The test is available from some places online that give "home lab tests", or from Alternative MDs, Integrative MDs, or Naturopathic clinicians.

It involves taking a saliva sample in test tubes 4 times throughout a 24 hour period and sending them to the lab. The cortisol tests you would get from an Endo specialist are worthless...they only show your cortisol at that time of the test, or an average of a 24 hour period, or whether your cortisol is dead or alive, but nothing inbetween and no picture of how it fluctuates throughout the day and night.

Cortisol has a distinct curve in healthy people. It rises highest in the morning to meet the stresses of a new day, and gradually declines after that.

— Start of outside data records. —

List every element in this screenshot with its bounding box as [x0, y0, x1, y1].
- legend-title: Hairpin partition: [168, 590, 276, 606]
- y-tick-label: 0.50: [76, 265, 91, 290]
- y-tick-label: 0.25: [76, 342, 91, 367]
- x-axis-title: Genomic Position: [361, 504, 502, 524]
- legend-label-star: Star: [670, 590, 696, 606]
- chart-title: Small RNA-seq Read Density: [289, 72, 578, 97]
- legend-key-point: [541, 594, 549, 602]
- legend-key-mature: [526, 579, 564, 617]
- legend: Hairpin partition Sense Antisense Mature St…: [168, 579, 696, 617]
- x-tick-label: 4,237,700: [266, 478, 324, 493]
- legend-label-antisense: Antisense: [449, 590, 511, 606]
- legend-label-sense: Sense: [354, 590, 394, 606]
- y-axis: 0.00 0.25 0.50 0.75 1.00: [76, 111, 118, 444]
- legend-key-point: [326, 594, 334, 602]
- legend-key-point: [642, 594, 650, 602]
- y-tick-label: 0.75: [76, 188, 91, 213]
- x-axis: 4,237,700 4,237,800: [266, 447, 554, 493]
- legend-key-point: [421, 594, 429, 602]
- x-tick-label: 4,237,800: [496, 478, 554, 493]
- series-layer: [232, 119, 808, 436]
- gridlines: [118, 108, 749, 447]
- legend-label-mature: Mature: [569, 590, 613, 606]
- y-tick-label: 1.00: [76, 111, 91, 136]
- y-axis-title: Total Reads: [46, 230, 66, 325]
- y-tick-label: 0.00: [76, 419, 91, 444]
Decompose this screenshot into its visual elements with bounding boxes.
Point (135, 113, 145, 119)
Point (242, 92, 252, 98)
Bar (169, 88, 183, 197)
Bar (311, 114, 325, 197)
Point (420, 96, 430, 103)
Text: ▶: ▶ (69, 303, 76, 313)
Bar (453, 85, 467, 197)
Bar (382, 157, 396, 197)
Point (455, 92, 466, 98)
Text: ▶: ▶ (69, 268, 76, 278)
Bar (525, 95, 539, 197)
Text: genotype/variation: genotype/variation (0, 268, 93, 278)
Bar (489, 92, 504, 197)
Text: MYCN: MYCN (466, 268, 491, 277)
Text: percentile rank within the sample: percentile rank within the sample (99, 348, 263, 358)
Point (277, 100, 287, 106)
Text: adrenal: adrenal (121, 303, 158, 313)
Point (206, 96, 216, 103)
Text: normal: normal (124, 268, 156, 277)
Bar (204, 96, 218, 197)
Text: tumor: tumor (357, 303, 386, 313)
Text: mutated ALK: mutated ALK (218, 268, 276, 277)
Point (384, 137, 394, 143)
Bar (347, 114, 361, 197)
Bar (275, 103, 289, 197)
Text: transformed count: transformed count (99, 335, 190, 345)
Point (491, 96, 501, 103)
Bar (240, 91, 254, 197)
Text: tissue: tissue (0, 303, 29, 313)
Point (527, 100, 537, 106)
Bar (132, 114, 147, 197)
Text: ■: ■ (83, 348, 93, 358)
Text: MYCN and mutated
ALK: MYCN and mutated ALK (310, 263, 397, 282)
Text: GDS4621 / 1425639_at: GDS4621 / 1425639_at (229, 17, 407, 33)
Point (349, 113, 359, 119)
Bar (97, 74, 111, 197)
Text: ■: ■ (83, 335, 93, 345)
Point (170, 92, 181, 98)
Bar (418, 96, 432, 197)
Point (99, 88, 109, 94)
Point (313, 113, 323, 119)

Mine was extremely off the charts high at 2am, then dropped to extreme below normal throughout the day, and then began to rise to just below normal in early evening.

My moods...
2am An adrenaline rush that woke me up in fear and anxiety.

Daytime...depressed, sluggish, lethargic, especially between 2pm and 4pm when the cortisol dipped its lowest.

Early evening...always felt the best of the day at this time, sometimes so good I did not want to go to bed because I knew it would be all over.

This pattern repeated daily for weeks, months, and years.

The pattern can be changed back to normal with some pharmaceutical and/or herbal help. Diet food choices also play a role.

Whenever I see daily fluctuating moods that tend to repeat day after day, I pretty much know cortisol is most likely the underlying culprit.

In my own theories and observations, I think SSRIs and atypical antipsychotics can actually create this syndrome when it didn't exist prior. Balanced approaches with equal attention to both serotonin and norepinephrine (as in SSRI+TCA, or Savella) prevent this syndrome and reverse it back to normal if it exists prior.